The importance of answering these questions is highlighted by the fact that a study by the Center for Disease Control and Prevention found that from 2015-2019, one-third of adults in Colorado who reported binge drinking also reported using marijuana. Crawford, Kacy, Current Marijuana Use and Alcohol Consumption Among Adults Following the Legalization of Non-medical Retail Marijuana Sales – Colorado, 2015-2019, MMWR Morb Mortal Wkly Rep., v. 70 (43), October 29, 2021.
Other Interesting Issues.
The beverage industry, including the alcoholic beverage industry, is now producing THC infused drinks and, in some states, the sale of such drinks are permissible in traditional dram shops. Minnesota adopted a statute that prohibited bar servers from selling a patron alcohol and THC beverages in the same five-hour period. The statute gave rise to several practical challenges for the dram shop. Keeping track of who consumed what beverage over the course of time is practically impossible. Part of the concern was the differing effects of only drinking alcohol, or only using a THC product. Sometimes called cross-fading, the mixing of two intoxicants can intensify the effects of both.

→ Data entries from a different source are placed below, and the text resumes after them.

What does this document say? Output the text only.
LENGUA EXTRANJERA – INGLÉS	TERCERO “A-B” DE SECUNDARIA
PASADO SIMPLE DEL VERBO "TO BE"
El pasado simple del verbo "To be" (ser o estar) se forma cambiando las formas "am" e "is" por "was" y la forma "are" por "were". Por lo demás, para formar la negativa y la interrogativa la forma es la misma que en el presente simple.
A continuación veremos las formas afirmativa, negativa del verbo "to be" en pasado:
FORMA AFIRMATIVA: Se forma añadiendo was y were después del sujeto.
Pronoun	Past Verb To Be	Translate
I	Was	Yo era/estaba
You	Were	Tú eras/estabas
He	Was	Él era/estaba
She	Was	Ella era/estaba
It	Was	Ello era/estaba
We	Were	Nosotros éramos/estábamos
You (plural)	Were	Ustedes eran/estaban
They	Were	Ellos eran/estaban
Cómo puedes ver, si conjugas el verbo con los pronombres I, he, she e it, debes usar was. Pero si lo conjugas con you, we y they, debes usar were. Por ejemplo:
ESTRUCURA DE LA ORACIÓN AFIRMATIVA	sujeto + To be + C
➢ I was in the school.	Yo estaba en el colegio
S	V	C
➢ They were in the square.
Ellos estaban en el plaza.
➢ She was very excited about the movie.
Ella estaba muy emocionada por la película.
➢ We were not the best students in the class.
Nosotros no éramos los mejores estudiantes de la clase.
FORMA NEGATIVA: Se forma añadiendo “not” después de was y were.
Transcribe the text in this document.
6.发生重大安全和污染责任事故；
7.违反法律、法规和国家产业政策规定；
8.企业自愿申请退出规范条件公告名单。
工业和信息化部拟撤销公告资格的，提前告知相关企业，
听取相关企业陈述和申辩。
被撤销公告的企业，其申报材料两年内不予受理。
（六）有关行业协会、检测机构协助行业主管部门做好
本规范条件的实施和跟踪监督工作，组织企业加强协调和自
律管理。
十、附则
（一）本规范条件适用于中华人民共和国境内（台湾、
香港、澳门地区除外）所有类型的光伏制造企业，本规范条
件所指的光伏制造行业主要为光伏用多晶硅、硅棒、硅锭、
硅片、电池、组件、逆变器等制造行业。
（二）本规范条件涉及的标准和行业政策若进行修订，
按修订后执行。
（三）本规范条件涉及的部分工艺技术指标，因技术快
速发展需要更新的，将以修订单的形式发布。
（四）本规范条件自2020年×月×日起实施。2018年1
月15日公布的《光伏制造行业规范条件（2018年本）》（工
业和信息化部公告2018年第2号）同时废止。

Many places across the U.S. only permit cannabis use in private residences. But there are currently 10 state that have legalized social cannabis consumption at some level, including consumption lounges. Much like the “coffee shops” in Amsterdam, these venues provide a place where cannabis users can consume cannabis, instead of coffee. Strictly speaking, patrons can only buy marijuana at licensed dispensaries. However, in many states, licenses for cannabis lounges are being first offered to dispensary operators, and many of them have opened lounges adjacent to their dispensaries.
Moreover, whereas liability insurance is often available for dispensaries, and liquor liability policies generally protect the dram shop that serves alcohol to a THC-intoxicated person, there is a limited insurance market for cannabis lounges.
There has been much discussion, in light of the aforementioned, and even for traditional dispensaries, regarding the potential for the adoption of Gram Shop Statutes, which would operate similarly to Dram Shop Statutes. But even these are not as simple. For example, what happens when the intoxicated person purchases a THC product while intoxicated and is later in an accident, but the intoxicated person has not consumed the product they purchased from the Gram Shop?
In some states, even the local convenience store is permitted to sell THC-infused soft drinks. Thus, the universe of businesses who may find potential liability for the sale of THC products is extending beyond what we might have first imagined.
Finally, some jurisdictions have passed ordinances that allow a bar or restaurant owner to permit patrons to consume marijuana on their premises. In 2023, the City of Raytown, Missouri amended its municipal code to allow bar and restaurant owners to permit onsite consumption of marijuana, provided a sign is posted at the entrance saying “WARNING! Smoking of Marijuana is not regulated in this establishment.” To date, no establishment has adopted such a policy.